PANGASINAN | Sunrise Photos From Lucap Wharf
Looking At Hundred Islands From Afar
While sunrise or sunset photos are a staple for photographers on the road, it's not exactly the sun that they are after. It's the dramatic change in colors and hues in the horizon during the break of dawn or setting sun. The sun projects a horizontal light which can sometimes be at eye level with the photographer, it does well in casting shadows, and bathing everything in sight in throes of different shades and colors. It's the time of the day when light is naturally saturated in colors.
While I mentioned that its not the sun that photographers are after. Composing a great Sunrise or Sunset photos are a challenge for composition. The first and obvious trick is for the photographer to realise that the sun is not the central focus here, it is merely the source of ambient light. Like many landscape photographs, finding a great foreground and subject also works here.
What is there to look out for when capturing the sun, is the rays that it cast. Shadows on cloudy horizon can make your pictures less boring or the sun's reflection over the water. The changing temperatures from cold to warm also works wonders even when you are shooting on the same spot, you'll get a different photograph altogether.
In ambient light, this photo looks cold. In different hues of blue and the boats shadows making up for a good foreground over the waters, with the horizon in shades of purple.
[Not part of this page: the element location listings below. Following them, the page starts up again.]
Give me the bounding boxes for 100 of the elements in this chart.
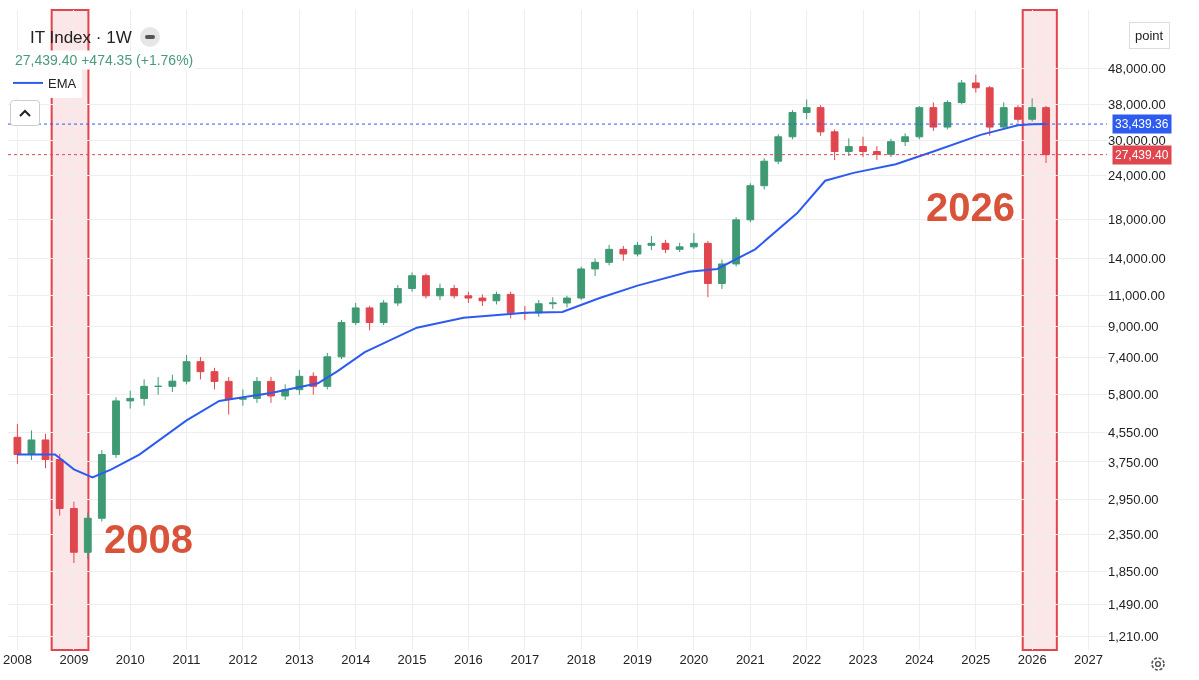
y-tick-label: 7,400.00 bbox=[1108, 349, 1159, 365]
y-tick-label: 48,000.00 bbox=[1108, 60, 1166, 76]
x-tick-label: 2012 bbox=[228, 652, 258, 667]
y-tick-label: 24,000.00 bbox=[1108, 167, 1166, 183]
candlestick bbox=[97, 449, 106, 523]
candlestick bbox=[168, 374, 177, 393]
candlestick bbox=[887, 138, 895, 158]
candlestick bbox=[492, 291, 501, 305]
y-tick-label: 1,210.00 bbox=[1108, 629, 1159, 645]
candlestick bbox=[689, 232, 698, 250]
x-tick-label: 2014 bbox=[341, 652, 371, 667]
candlestick bbox=[760, 157, 769, 190]
candlestick bbox=[351, 302, 360, 326]
candlestick bbox=[943, 99, 952, 130]
candlestick bbox=[929, 101, 938, 132]
text: 27,439.40 +474.35 (+1.76%) bbox=[15, 52, 194, 68]
candlestick bbox=[703, 240, 712, 298]
candlestick bbox=[210, 367, 219, 390]
x-tick-label: 2016 bbox=[453, 652, 483, 667]
y-tick-label: 3,750.00 bbox=[1108, 454, 1159, 470]
ref-line-label: 33,439.36 bbox=[1115, 117, 1169, 131]
x-tick-label: 2020 bbox=[679, 652, 709, 667]
x-tick-label: 2018 bbox=[566, 652, 596, 667]
candlestick bbox=[788, 109, 797, 140]
candlestick bbox=[464, 291, 473, 304]
candlestick bbox=[55, 453, 64, 517]
candlestick bbox=[393, 284, 402, 307]
candlestick bbox=[844, 137, 853, 157]
candlestick bbox=[661, 239, 670, 254]
y-tick-label: 1,490.00 bbox=[1108, 597, 1159, 613]
x-tick-label: 2011 bbox=[172, 652, 201, 667]
candlestick bbox=[422, 273, 430, 300]
x-tick-label: 2017 bbox=[510, 652, 540, 667]
y-tick-label: 18,000.00 bbox=[1108, 212, 1166, 228]
candlestick bbox=[154, 376, 163, 396]
candlestick bbox=[971, 74, 980, 94]
x-tick-label: 2009 bbox=[59, 652, 89, 667]
candlestick bbox=[605, 244, 614, 266]
y-tick-label: 2,950.00 bbox=[1108, 491, 1159, 507]
candlestick bbox=[732, 216, 741, 267]
y-tick-label: 5,800.00 bbox=[1108, 387, 1159, 403]
x-tick-label: 2013 bbox=[284, 652, 314, 667]
candlestick bbox=[563, 295, 571, 308]
candlestick bbox=[999, 101, 1008, 130]
text: point bbox=[1135, 28, 1164, 43]
x-tick-label: 2022 bbox=[792, 652, 822, 667]
candlestick bbox=[224, 376, 233, 415]
x-tick-label: 2015 bbox=[397, 652, 427, 667]
candlestick bbox=[548, 296, 557, 310]
candlestick bbox=[13, 423, 22, 465]
candlestick bbox=[365, 305, 374, 331]
y-tick-label: 4,550.00 bbox=[1108, 424, 1159, 440]
candlestick bbox=[478, 293, 487, 307]
candlestick bbox=[196, 356, 205, 380]
candlestick bbox=[915, 105, 924, 140]
candlestick bbox=[83, 512, 92, 560]
x-tick-label: 2023 bbox=[848, 652, 878, 667]
candlestick bbox=[901, 132, 910, 147]
x-tick-label: 2027 bbox=[1074, 652, 1103, 667]
candlestick bbox=[112, 396, 120, 459]
candlestick bbox=[323, 352, 332, 390]
x-tick-label: 2026 bbox=[1017, 652, 1047, 667]
x-tick-label: 2008 bbox=[2, 652, 32, 667]
x-tick-label: 2010 bbox=[115, 652, 145, 667]
candlestick bbox=[379, 299, 388, 326]
candlestick bbox=[774, 133, 783, 165]
candlestick bbox=[746, 182, 755, 223]
candlestick bbox=[619, 245, 628, 262]
candlestick bbox=[957, 79, 966, 105]
y-tick-label: 38,000.00 bbox=[1108, 96, 1166, 112]
y-tick-label: 30,000.00 bbox=[1108, 133, 1166, 149]
candlestick bbox=[633, 241, 642, 257]
y-tick-label: 2,350.00 bbox=[1108, 526, 1159, 542]
candlestick bbox=[647, 235, 656, 251]
band-label: 2008 bbox=[104, 517, 193, 561]
y-tick-label: 9,000.00 bbox=[1108, 319, 1159, 335]
candlestick bbox=[140, 378, 149, 407]
candlestick bbox=[436, 283, 444, 301]
ref-line-label: 27,439.40 bbox=[1115, 148, 1169, 162]
y-tick-label: 1,850.00 bbox=[1108, 563, 1159, 579]
candlestick bbox=[182, 354, 191, 385]
candlestick bbox=[450, 284, 459, 300]
candlestick bbox=[408, 271, 416, 293]
candlestick bbox=[591, 258, 599, 277]
x-tick-label: 2019 bbox=[623, 652, 652, 667]
y-tick-label: 11,000.00 bbox=[1108, 288, 1165, 304]
candlestick bbox=[506, 291, 515, 319]
candlestick bbox=[675, 242, 684, 253]
y-tick-label: 14,000.00 bbox=[1108, 251, 1166, 267]
candlestick bbox=[816, 104, 825, 137]
candlestick bbox=[985, 85, 994, 137]
legend-label: EMA bbox=[48, 75, 77, 91]
x-tick-label: 2024 bbox=[904, 652, 934, 667]
candlestick bbox=[802, 99, 811, 120]
candlestick bbox=[27, 429, 36, 461]
band-label: 2026 bbox=[926, 185, 1015, 229]
x-tick-label: 2021 bbox=[735, 652, 765, 667]
candlestick bbox=[337, 319, 346, 360]
candlestick bbox=[577, 265, 586, 301]
candlestick bbox=[126, 390, 135, 410]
Capturing the sun's reflection in the water, is probably the only exception to the rule of thirds. This type of setting can allow you to put the horizon of the subject in the center while keeping the interest in the photo. In this photograph, I waited for that moment when the slow moving boat would make contact with sun's reflection in the water. To capture movement and direction, I decided on the last second to pan the photo a little to the right so as to capture the water ripples that the boat leaves behind.
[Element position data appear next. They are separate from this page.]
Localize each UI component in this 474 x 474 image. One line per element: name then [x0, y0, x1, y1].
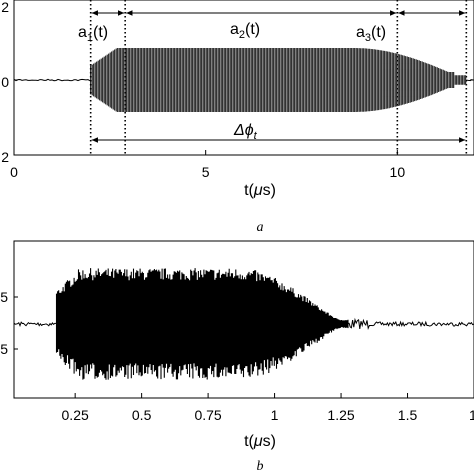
panel-b-noise-baseline [13, 317, 474, 330]
annotation-a1: a1(t) [78, 24, 108, 44]
panel-a-x-tick-label: 10 [390, 164, 406, 180]
panel-a-axes-box [13, 0, 474, 156]
panel-b-x-tick-label: 1 [271, 407, 279, 423]
panel-b-signal-path [55, 268, 349, 380]
panel-b-x-tick-label: 1.25 [327, 407, 354, 423]
panel-a-y-tick-label: 2 [1, 149, 9, 165]
panel-b-x-tick-label: 0.25 [62, 407, 89, 423]
panel-a-x-ticks: 0 5 10 [10, 79, 474, 180]
panel-b-y-tick-label: 5 [0, 341, 8, 357]
annotation-a3: a3(t) [356, 24, 386, 44]
panel-b-x-tick-label: 1.5 [398, 407, 418, 423]
panel-a-x-tick-label: 5 [202, 164, 210, 180]
panel-b-signal-waveform [55, 268, 349, 380]
panel-a-segment-arrows [91, 10, 466, 143]
panel-b-label: b [257, 459, 264, 474]
panel-a-signal-waveform [90, 48, 467, 112]
panel-a-y-tick-labels: 2 0 2 [1, 0, 9, 165]
panel-b-x-tick-label: 0.5 [132, 407, 152, 423]
panel-a-y-tick-label: 0 [1, 74, 9, 90]
panel-b-y-tick-label: 5 [0, 289, 8, 305]
panel-a-y-tick-label: 2 [1, 0, 9, 15]
panel-a-label: a [257, 220, 264, 235]
panel-b-chart: 5 5 0.25 0.5 0.75 1 1.25 1.5 1 t(μs) b [0, 240, 474, 474]
panel-b-axes-box [13, 240, 474, 399]
annotation-a2: a2(t) [230, 21, 260, 41]
panel-b-x-axis-label: t(μs) [244, 433, 276, 450]
panel-a-noise-baseline [13, 78, 473, 82]
panel-b-x-ticks: 0.25 0.5 0.75 1 1.25 1.5 1 [62, 393, 474, 423]
annotation-delta-phi: Δϕt [233, 122, 258, 142]
panel-a-chart: 2 0 2 0 5 10 a1(t) a2(t) a3(t) Δϕt t(μs) a [1, 0, 474, 235]
panel-b-x-tick-label: 1 [469, 407, 474, 423]
panel-a-segment-boundaries [89, 0, 468, 155]
panel-b-x-tick-label: 0.75 [194, 407, 221, 423]
panel-a-x-tick-label: 0 [10, 164, 18, 180]
panel-a-signal-path [90, 48, 467, 112]
panel-a-x-axis-label: t(μs) [244, 182, 276, 199]
panel-b-y-tick-labels: 5 5 [0, 289, 18, 357]
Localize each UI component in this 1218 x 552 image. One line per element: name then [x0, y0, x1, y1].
Capturing silhouettes and shadows is another trick that can be done. Silhouttes give your photo that boost of drama. I have many jump shot photos where the subject is hidden in shadows. Placing the focus in front of the light source does the trick, you just have to look out for the shapes making sure that it is interesting.
A change in temperature can change a lot. See that the foreground in this photo is the same as the first photo, but this time the sun is already peeking in the horizon, casting warm light. As it does, the shadows intensified, making the corners of the photo darker but still capturing shadows.
Since I am using a kitlens, the maximum zoom in still allows the chance to capture distant movement. Though movement depends on the location itself, this photo shows the different hues in the sky, while the people on the boat cast a perfect shadow, the trails in the water provides a sense of direction.